Sekembalinya Iommi ke Earth, kelompok yang kerap membawakan nomor-nomor blues rock dari Joe Walsh Band dan Mountain ini, mengubah namanya menjadi Black Sabbath. Nama tersebut diambil dari English title film horor produksi Italia, I Tre Volti Della Paura. Ganti nama, ganti juga warna musik. Musik a la Earth yang cenderung kearah blues rock, berkembang lebih kearah heavy rock ketika Iommi dan kawan-kawan menggunakan nama Black Sabbath. Diilhami oleh lirik-lirik mistis yang kebanyakan ditulis oleh sang vokalis, Ozzy Osbourne, aransemen Sabbath-pun cenderung bergerak ke nuansa yang lebih gelap dan keras. Dalam proses musikalisasi di tahun-tahun awal berkibarnya bendera Black Sabbath itu, Iommi menjadi pelopor corak permainan gitar yang kemudian dikenal sebagai blue-print-nya para gitaris Metal. Lewat album Black Sabbath (1969), Paranoid (1971), Master of Reality (1971), Black Sabbath Vol.4 (1972) dan Sabbath Bloody Sabbath (1973), Iommi mengembangkan teknik dan style permainan yang kelak menginspirasi banyak gitaris kelompok Metal legendaris setelahnya, seperti : Glen Tipton dan K.K. Downing (Judas Priest), Adrian Smith dan Dave Murray (Iron Maiden), Kirk Hammet dan James Hetfield (Metallica) atau almarhum Dimebag Darrell (Panthera).

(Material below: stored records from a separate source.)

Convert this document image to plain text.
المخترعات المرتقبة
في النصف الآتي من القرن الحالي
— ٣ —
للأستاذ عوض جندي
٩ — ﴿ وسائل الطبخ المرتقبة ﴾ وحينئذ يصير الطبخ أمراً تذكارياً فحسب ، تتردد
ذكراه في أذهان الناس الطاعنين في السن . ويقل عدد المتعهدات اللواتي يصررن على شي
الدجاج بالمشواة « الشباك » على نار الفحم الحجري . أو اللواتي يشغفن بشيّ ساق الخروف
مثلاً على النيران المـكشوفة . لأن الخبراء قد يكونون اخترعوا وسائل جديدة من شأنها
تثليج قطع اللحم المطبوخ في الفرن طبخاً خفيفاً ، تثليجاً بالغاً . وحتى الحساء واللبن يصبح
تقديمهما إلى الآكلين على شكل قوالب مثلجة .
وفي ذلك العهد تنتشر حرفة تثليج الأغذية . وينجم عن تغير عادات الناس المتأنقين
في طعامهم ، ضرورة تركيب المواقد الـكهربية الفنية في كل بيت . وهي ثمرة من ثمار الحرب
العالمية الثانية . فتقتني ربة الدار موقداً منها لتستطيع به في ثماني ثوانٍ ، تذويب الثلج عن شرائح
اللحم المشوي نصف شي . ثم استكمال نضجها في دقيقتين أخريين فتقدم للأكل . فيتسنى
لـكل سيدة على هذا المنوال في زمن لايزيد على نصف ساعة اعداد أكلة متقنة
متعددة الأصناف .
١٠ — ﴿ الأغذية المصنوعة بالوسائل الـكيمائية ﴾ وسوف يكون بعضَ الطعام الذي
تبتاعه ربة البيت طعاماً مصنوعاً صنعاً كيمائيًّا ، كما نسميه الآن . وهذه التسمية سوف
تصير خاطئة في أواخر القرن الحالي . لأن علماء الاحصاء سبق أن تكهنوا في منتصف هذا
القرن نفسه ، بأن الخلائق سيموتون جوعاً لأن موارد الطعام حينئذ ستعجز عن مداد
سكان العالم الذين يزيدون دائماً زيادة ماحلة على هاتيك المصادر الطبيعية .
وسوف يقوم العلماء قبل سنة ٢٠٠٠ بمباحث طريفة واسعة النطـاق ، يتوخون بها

Pengaruh Toni Iommi-pun, sepanjang pengamatan saya, mempengaruhi pula permainan gitaris-gitaris dan musisi Underground terkemuka di Indonesia. Robin Malau (Puppen), Donnijantoro dan Ibrahim Nasution (Koil), atau double guitarist band keras paling populer di Indonesia, Agung BK dan Ebenz dari Burgerkill, sadar atau tak sadar adalah gitaris pribumi yang nyata terpengaruh corak dan spirit Iommi dalam permainan mereka.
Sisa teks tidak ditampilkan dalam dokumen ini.